Curiously Debussy once said that ‘music begins where
words are powerless, music is made for the inexpressible’. To find a
poet for whom he could write music he needed one who had left space
for music to be grafted on, something which in effect was only semi-complete
and awaiting the addition of music. In this he lighted upon an exact
contemporary of his, Maurice Maeterlinck, as his collaborator. The opera
was completed in first draft in 1895, orchestrated in 1901 when Debussy
had received assurances from the Opéra Comique that it would
be staged, and a cast selected at the head of which was the Scottish
soprano Mary Garden - ‘you would have to be stone deaf to resist the
charms of her voice’, said the composer. Debussy’s translucent score
and Messager’s meticulously balanced conducting allowed Maeterlinck’s
libretto to be heard, and in parts whipped up a scandal only Parisians
can arouse. In the musical fraternity there was an obvious schism, followers
of Massenet (who left a rehearsal astounded) protested, while the likes
of D’Indy, Koechlin, Dukas and Pierné were admirers.
Haitink is nothing but refined in his conducting of
this magnificent score, and has a wonderful cast before him headed by
the incomparable Anne Sofie von Otter, and an orchestra steeped in the
style. The textures are iridescent, the homogeneity of the string textures
radiant, the interpretation searingly poetic, as a colourist he is supreme
(such as the hints of the storm at the end of the first act, and the
impressionist-like watery textures of the fountain beginning the second).

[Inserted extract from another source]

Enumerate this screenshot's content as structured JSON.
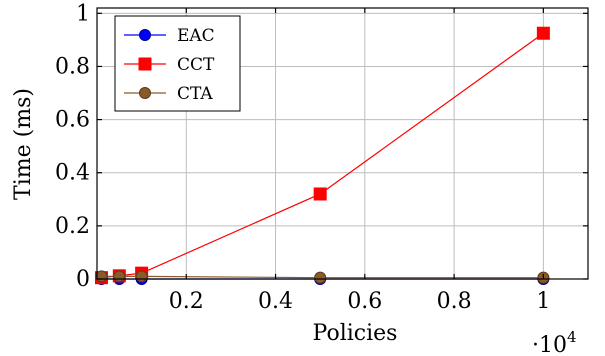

The two ill-fated lovers, von Otter and the fine Holzmair as Pelléas,
electrify the tension in this scene in which her ring is predictably
lost as she tosses it foolishly into the air, and together they build
an erotic sensuality at any mention of her hair, hanging in long golden
tresses, and which play such a vital part in the climactic love scene
in the fourth act as she lowers them from the castle window. Despite
outward appearances there is in this opera an enormous amount of symbolism,
to which Debussy’s impressionistic harmony and scoring is ideally suited,
her plaited hair, a cave, a well, the sea, the ring and so on. Wagner’s
post-Tristan harmony and the leitmotif principle are subliminal, if
not acknowledged influences, such as the Parsifal-like enigma and innocence
of Pelléas, and even more, of Mélisande; who is she, where
did she come from, what was it that happened to her before Golaud discovered
her in the forest and to which she can never allude or illuminate?
As the jealous husband and short-tempered brother,
Laurent Naouri’s portrayal of Golaud is vivid, for the voice has a richly
dramatic sound, whilst Alain Vernhes (like Timur in Puccini’s Turandot)
brings dignity and sadness to the role of the blind Arkel. This is a
magical recording of a magical score.